Canadian house price index drop will be worse than 2008 crash

The Teranet-National Bank National HPI is continuing lower and may have far further to fall

Canadian house price index drop will be worse than 2008 crash
Steve Randall

Canada’s house prices are continuing their downward journey and have a lot further to fall according to a leading index.

The latest Teranet-National Bank National Home Price Index (HPI) dropped 0.8% in October compared to the previous month and was down 3.1% year-over-year before seasonal adjustment.

While the slower pace of decrease is reflective of a stabilization of Canadian home sales, continued pressures of rate hikes and inflation is likely to mean a longer run of easing prices.

From its peak in May, the index has fallen 7.7% (not seasonally adjusted), a larger drop than the same period during 2008’s financial crisis. Over an 8-month period, the index was down more than 9%.

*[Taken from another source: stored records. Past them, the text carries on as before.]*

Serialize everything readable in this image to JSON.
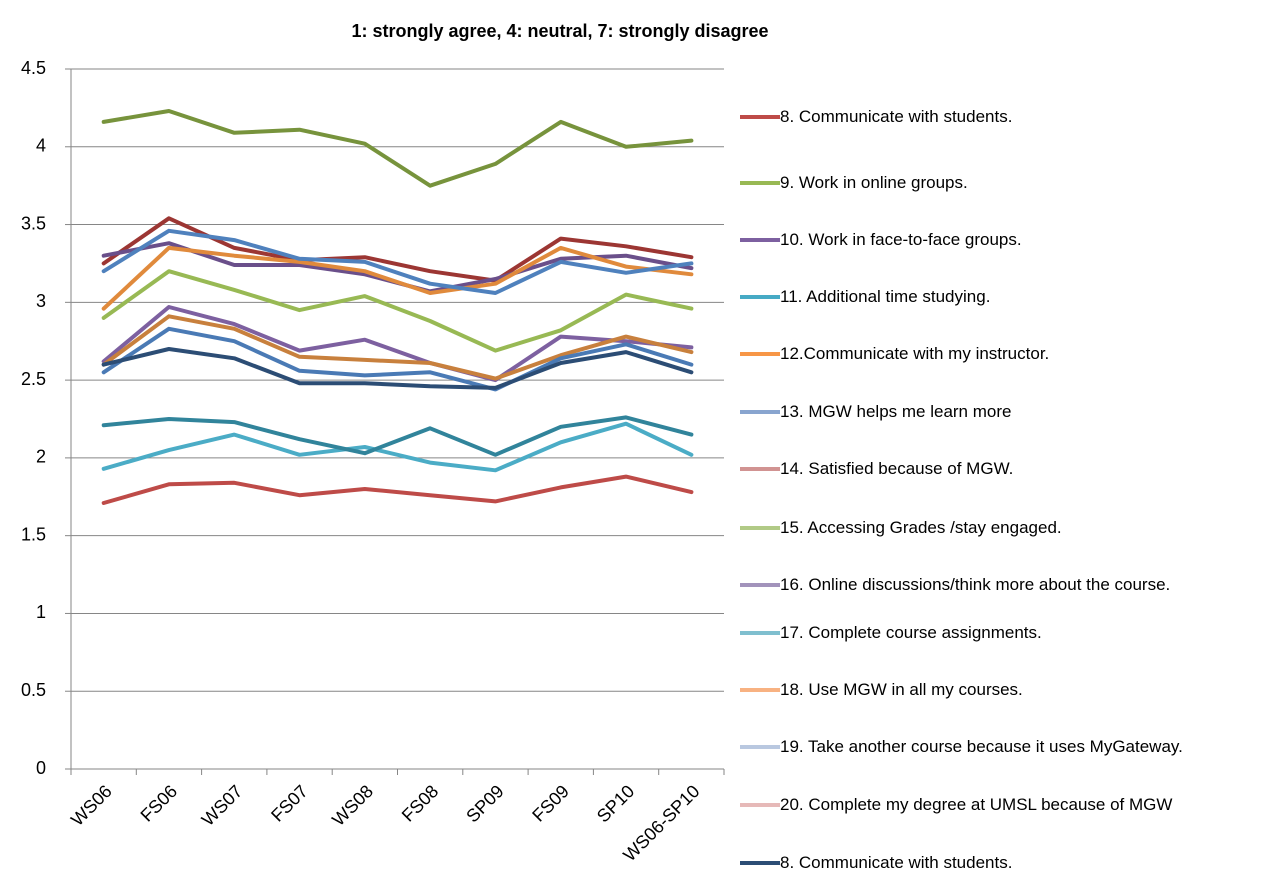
{
  "chart_data": {
    "type": "line",
    "title": "1: strongly agree, 4: neutral, 7: strongly disagree",
    "categories": [
      "WS06",
      "FS06",
      "WS07",
      "FS07",
      "WS08",
      "FS08",
      "SP09",
      "FS09",
      "SP10",
      "WS06-SP10"
    ],
    "ylim": [
      0,
      4.5
    ],
    "yticks": [
      0,
      0.5,
      1,
      1.5,
      2,
      2.5,
      3,
      3.5,
      4,
      4.5
    ],
    "grid": true,
    "legend": "right",
    "series": [
      {
        "name": "8. Communicate with students.",
        "color": "#be4b48",
        "legend_color": "#be4b48",
        "values": [
          1.71,
          1.83,
          1.84,
          1.76,
          1.8,
          1.76,
          1.72,
          1.81,
          1.88,
          1.78
        ]
      },
      {
        "name": "9. Work in online groups.",
        "color": "#98b954",
        "legend_color": "#98b954",
        "values": [
          2.9,
          3.2,
          3.08,
          2.95,
          3.04,
          2.88,
          2.69,
          2.82,
          3.05,
          2.96
        ]
      },
      {
        "name": "10. Work in face-to-face groups.",
        "color": "#7d60a0",
        "legend_color": "#7d60a0",
        "values": [
          2.62,
          2.97,
          2.86,
          2.69,
          2.76,
          2.61,
          2.5,
          2.78,
          2.75,
          2.71
        ]
      },
      {
        "name": "11. Additional time studying.",
        "color": "#4bacc6",
        "legend_color": "#46aac5",
        "values": [
          1.93,
          2.05,
          2.15,
          2.02,
          2.07,
          1.97,
          1.92,
          2.1,
          2.22,
          2.02
        ]
      },
      {
        "name": "12.Communicate with my instructor.",
        "color": "#c8803d",
        "legend_color": "#f79646",
        "values": [
          2.6,
          2.91,
          2.83,
          2.65,
          2.63,
          2.61,
          2.51,
          2.66,
          2.78,
          2.68
        ]
      },
      {
        "name": "13. MGW helps me learn more",
        "color": "#4a7ab5",
        "legend_color": "#89a5cf",
        "values": [
          2.55,
          2.83,
          2.75,
          2.56,
          2.53,
          2.55,
          2.44,
          2.64,
          2.73,
          2.6
        ]
      },
      {
        "name": "14. Satisfied because of MGW.",
        "color": "#9c3633",
        "legend_color": "#d19392",
        "values": [
          3.25,
          3.54,
          3.35,
          3.27,
          3.29,
          3.2,
          3.14,
          3.41,
          3.36,
          3.29
        ]
      },
      {
        "name": "15. Accessing Grades /stay engaged.",
        "color": "#77933c",
        "legend_color": "#b1ca86",
        "values": [
          4.16,
          4.23,
          4.09,
          4.11,
          4.02,
          3.75,
          3.89,
          4.16,
          4.0,
          4.04
        ]
      },
      {
        "name": "16. Online discussions/think more about the course.",
        "color": "#6a4f8a",
        "legend_color": "#a293bb",
        "values": [
          3.3,
          3.38,
          3.24,
          3.24,
          3.18,
          3.07,
          3.15,
          3.28,
          3.3,
          3.22
        ]
      },
      {
        "name": "17. Complete course assignments.",
        "color": "#31849b",
        "legend_color": "#7fbfcf",
        "values": [
          2.21,
          2.25,
          2.23,
          2.12,
          2.03,
          2.19,
          2.02,
          2.2,
          2.26,
          2.15
        ]
      },
      {
        "name": "18. Use MGW  in all my courses.",
        "color": "#e08a3c",
        "legend_color": "#f8b282",
        "values": [
          2.96,
          3.35,
          3.3,
          3.26,
          3.2,
          3.06,
          3.12,
          3.35,
          3.23,
          3.18
        ]
      },
      {
        "name": "19. Take another course because it uses MyGateway.",
        "color": "#4f81bd",
        "legend_color": "#b9c8e0",
        "values": [
          3.2,
          3.46,
          3.4,
          3.28,
          3.26,
          3.12,
          3.06,
          3.26,
          3.19,
          3.25
        ]
      },
      {
        "name": "20. Complete my degree at UMSL because of MGW",
        "color": "#e6b9b8",
        "legend_color": "#e6b9b8",
        "values": [
          null,
          null,
          null,
          null,
          null,
          null,
          null,
          null,
          null,
          null
        ]
      },
      {
        "name": "8. Communicate with students.",
        "color": "#2c4d75",
        "legend_color": "#2c4d75",
        "values": [
          2.6,
          2.7,
          2.64,
          2.48,
          2.48,
          2.46,
          2.45,
          2.61,
          2.68,
          2.55
        ]
      }
    ]
  }
}
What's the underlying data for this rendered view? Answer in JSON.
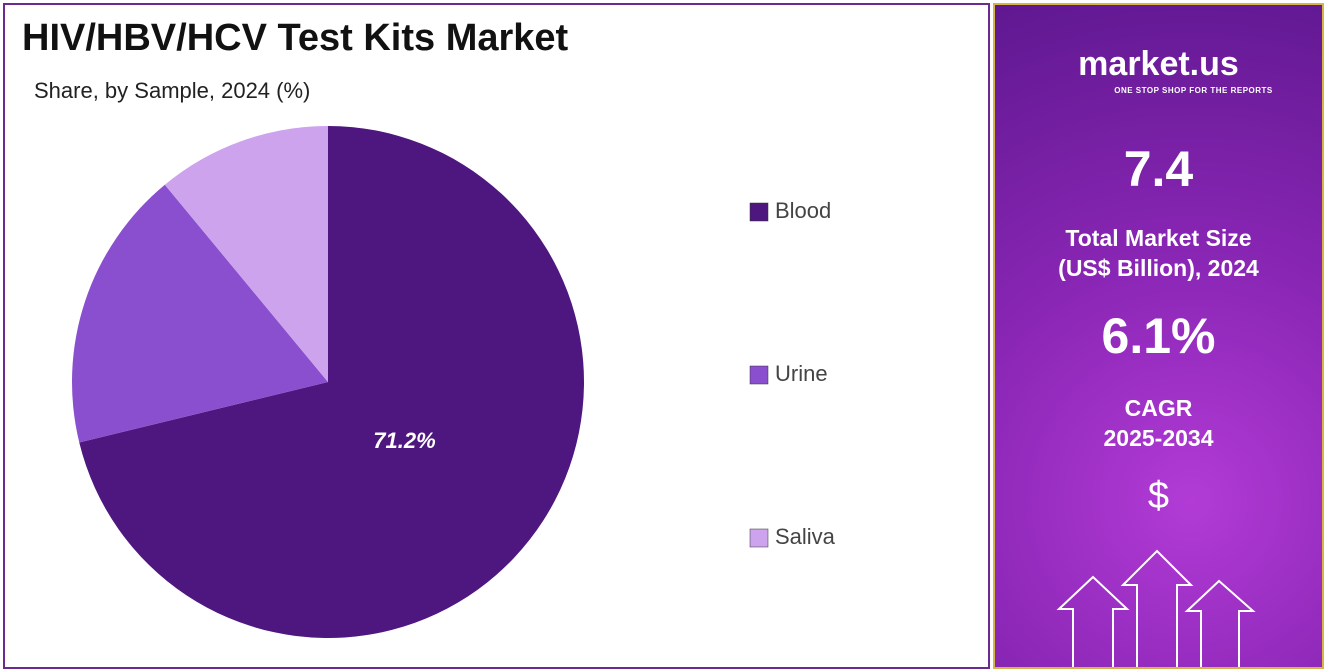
{
  "chart_data": {
    "type": "pie",
    "title": "HIV/HBV/HCV Test Kits Market",
    "subtitle": "Share, by Sample, 2024 (%)",
    "categories": [
      "Blood",
      "Urine",
      "Saliva"
    ],
    "values": [
      71.2,
      17.8,
      11.0
    ],
    "value_labels": [
      "71.2%",
      null,
      null
    ],
    "colors": [
      "#4e167f",
      "#8a4fcf",
      "#cda3ee"
    ],
    "legend": "right"
  },
  "sidebar": {
    "brand": "market.us",
    "tagline": "ONE STOP SHOP FOR THE REPORTS",
    "market_size": "7.4",
    "market_size_label": [
      "Total Market Size",
      "(US$ Billion), 2024"
    ],
    "cagr": "6.1%",
    "cagr_label": [
      "CAGR",
      "2025-2034"
    ],
    "currency": "$"
  }
}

Assuming interest rates peak at 4% and the Bank of Canada then signals lower rates ahead, the team behind the HPI still believe “house prices should continue their contraction and exceed that experienced during the financial crisis of 2008.”

The report calls for a 15% decrease in the HPI by the end of 2023, driven by Ontario, BC, and the Maritimes, where prices have surged the most in recent years but have seen the sharpest decline in prices.

Prices rise in Alberta

In October, 9 of the 11 CMAs included in the index experienced contractions, while prices were up in Calgary (+1.8%) and Edmonton (+2.0%). The largest price declines were in Halifax (-4.7%), Hamilton (-2.8%) and Winnipeg (-2.4%). 

The HPI is based on a percentage increase or decrease from a base line set in June 2005.